Summer internship experiences “simply amazing” for this Kalamazoo College student

Skylar Young and Fabri-Kal Marketing Manager Emily Ewing
Skylar Young ’15 with Fabri-Kal Marketing Manager Emily Ewing in Washington, D.C.

Skylar Young ’15 is a policy intern working a summer internship in Washington, D.C. with Chris Adamo ’99, staff director for the United States Senate Committee on Agriculture, Forestry & Nutrition. Skylar’s internship was arranged through K’s Center for Career and Professional Development (CCPD). She recently sent this report to CCPD Director Joan Hawxhurst:

“I just wanted to send you and the rest of the CCPD department a thank you. Today, I had the amazing opportunity to hear Justice Elana Kagan speak to a select number of interns and then had lunch with Senator Debbie Stabenow in the Senate Dining Room.

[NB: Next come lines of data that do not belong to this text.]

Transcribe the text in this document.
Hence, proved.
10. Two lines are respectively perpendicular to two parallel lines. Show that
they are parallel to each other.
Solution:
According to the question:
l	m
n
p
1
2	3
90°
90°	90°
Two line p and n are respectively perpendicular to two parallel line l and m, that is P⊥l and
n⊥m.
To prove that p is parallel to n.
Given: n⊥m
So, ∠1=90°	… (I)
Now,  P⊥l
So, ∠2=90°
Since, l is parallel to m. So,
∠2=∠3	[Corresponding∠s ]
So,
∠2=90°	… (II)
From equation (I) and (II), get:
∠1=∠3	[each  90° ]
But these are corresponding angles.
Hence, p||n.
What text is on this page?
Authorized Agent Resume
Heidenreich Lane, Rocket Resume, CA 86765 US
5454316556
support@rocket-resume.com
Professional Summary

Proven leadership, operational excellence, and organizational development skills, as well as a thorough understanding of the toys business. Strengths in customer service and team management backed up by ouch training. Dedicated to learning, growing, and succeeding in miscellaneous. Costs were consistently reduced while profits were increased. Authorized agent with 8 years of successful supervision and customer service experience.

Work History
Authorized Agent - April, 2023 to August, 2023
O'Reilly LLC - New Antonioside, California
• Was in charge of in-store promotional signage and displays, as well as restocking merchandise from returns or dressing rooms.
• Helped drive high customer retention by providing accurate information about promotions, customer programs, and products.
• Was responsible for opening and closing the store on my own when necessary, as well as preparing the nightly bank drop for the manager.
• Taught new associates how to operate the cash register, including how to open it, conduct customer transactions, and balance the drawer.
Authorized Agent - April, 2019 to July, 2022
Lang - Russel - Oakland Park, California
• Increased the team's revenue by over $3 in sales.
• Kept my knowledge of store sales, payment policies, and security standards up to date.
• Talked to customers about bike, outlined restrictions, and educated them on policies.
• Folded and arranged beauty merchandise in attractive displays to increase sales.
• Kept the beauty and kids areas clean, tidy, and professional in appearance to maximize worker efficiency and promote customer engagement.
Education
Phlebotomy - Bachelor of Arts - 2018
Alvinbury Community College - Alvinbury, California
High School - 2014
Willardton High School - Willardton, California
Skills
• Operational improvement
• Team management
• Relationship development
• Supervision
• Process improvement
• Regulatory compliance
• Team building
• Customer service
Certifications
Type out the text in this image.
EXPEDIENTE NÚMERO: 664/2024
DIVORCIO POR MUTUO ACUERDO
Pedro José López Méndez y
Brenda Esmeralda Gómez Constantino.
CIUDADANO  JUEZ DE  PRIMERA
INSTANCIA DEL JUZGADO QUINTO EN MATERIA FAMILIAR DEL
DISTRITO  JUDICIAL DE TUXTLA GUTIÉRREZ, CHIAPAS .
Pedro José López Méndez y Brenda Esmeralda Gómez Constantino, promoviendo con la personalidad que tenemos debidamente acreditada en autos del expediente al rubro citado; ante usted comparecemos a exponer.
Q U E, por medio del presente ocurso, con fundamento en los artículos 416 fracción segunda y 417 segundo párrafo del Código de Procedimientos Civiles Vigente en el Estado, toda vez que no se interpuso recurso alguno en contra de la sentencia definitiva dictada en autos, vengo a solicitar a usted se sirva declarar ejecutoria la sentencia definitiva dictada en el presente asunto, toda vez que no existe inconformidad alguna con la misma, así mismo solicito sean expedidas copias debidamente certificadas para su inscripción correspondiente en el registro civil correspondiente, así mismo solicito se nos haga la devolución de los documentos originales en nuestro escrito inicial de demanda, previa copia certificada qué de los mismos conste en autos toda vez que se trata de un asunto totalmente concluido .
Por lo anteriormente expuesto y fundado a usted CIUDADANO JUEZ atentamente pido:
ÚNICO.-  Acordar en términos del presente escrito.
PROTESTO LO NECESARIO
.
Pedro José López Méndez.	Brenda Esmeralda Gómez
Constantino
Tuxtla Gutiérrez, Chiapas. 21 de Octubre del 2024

“On the second day of my internship, the Senate Agriculture Committee held a hearing entitled “Grow it Here, Make it Here: Creating Jobs through Bio-Based Manufacturing.” The exhibition after the hearing demonstrated how bio-based products revitalize American manufacturing, and how it creates jobs for the economy.

“Chairwoman Sen. Debbie Stabenow from Michigan recognizes the integral connection between agriculture and manufacturing. Moreover, the Energy Title in the 2014 Farm Bill expanded eligible end-products to include renewable chemicals sources from biomass feedstock in the Bio-refinery Assistance Program.

“While I was perusing the exhibition to see all of the companies, I came across Fabri-Kal, a Kalamazoo-based company! I immediately went up to the spokeswoman and told her I went to Kalamazoo College.

“Here I was interning at the Senate on Capitol Hill, for not even a week, and I cannot seem to escape Kalamazoo!

“It made me feel proud to see a business from the city being represented, especially since it was representing one of the thirty innovators across the country that was leading in bio-based manufacturing. Fabri-Kal is a foodservice packaging supplier that manufactures packaging using 100% bio-based content from plant material. The company earned the USDA Certified Bio-based Product Label.”

“These experiences are simply amazing, and I would not be here without the Kalamazoo College Center for Career and Professional Development.”